Personally, I feel if we focus on the performance of the card vs the power draw, it is not a bad trade off. The card in most cases is keeping up or faster than a 5700 XT which draws 220W or more. However, AMD may have fallen short of the 50% efficiency improvement from RDNA to RDNA2 that they advertised. In my opinion, the only card that I can compare from AMD's RDNA2 lineup is the RX 6800 which see a significant step up in performance for the power it draws over the 5700 XT at around the same TDP.

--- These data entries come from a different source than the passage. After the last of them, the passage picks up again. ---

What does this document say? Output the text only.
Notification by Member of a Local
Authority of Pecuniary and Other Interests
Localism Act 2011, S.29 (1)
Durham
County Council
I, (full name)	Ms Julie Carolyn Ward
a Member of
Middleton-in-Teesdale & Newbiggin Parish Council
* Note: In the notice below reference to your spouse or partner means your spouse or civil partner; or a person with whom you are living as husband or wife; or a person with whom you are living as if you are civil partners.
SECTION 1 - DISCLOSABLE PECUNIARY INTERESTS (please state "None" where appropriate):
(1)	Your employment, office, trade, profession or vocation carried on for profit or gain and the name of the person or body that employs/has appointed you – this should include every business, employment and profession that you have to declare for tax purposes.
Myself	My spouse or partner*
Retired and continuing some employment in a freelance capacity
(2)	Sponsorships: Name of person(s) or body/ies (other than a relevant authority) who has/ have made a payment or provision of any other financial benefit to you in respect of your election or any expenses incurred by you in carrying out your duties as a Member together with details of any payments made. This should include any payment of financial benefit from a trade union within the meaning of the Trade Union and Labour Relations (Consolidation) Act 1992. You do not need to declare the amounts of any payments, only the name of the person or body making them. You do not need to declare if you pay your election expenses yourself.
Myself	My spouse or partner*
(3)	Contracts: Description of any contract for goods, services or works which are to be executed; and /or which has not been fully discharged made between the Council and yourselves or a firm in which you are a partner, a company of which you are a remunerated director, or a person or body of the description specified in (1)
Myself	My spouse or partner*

In any case, I feel the MSRP is very high for a card at this range. The cooler may have been over engineered for this card, resulting in low load temps.
Promises like that are always pretty idealized though - no doubt there's a very specific comparison that manages a 50% improvement, but it won't be a maxed-out SKU with clocks pushed high.
The efficiency gap between the 6700 XT and 6800 illustrates that quite nicely. In a similar vein, RDNA(1) covered a huge efficiency span, with the 5700 XT being pretty bad, the 5700 being good, and
the 5600 XT being amazing for its time before suddenly receiving a last-minute factory OC pushing it into "still pretty good, but no longer class leading" territory. Specific implementations and tuning matters
a lot. As does the test scenario, resolution, etc.
An example: The RX 6800 in TPU's reviews is 61% more efficient than the RX 5700 XT at 2160p, but only 33% more efficient at 1080p. At 1440p it hits the 50% improvement mark dead on. On the other hand, other RDNA(1) SKUs fare quite differently in the same comparison (1080p/1440p/2160p):
Improvement over the 5600 XT (new BIOS): 10% / 27% / 37%
Improvement over the 5700: 11% / 27% / 37%
Improvement over the 5700 XT: 33% / 50% / 61%
For a more like-for-like comparison (high end XT vs. XT): 6800 XT perf/W improvement over 5700 XT: 15% / 33% / 27%
So there's defnitely a 50% improvemnt to be found if you look hard enough, but something slightly above 30% seems far more realistic when comparing the range of implementations of each architecture more broadly across a range of test scenarios. What will be really interesting to see is what smaller RDNA2 SKUs bring to the table in efficiency at lower resolutions. Sadly TPU doesn't post per-resolution efficiency numbers any more, which likely makes it look less efficient overall due to its poor performance at higher resolutions compared to lower ones. The 6600 XT Strix review puts it at 18% more efficient than the 5600 XT overall, but it delivers 33% more performance at 1080p, so assuming both GPUs are at their listed gaming power draw (166W vs. 152W), that's something like a 24% efficiency increase at that resolution. Again, not ground-breaking, and certainly not 50%, but kind of promising for lower SKUs given how far the 6600 XT is pushed in terms of clocks.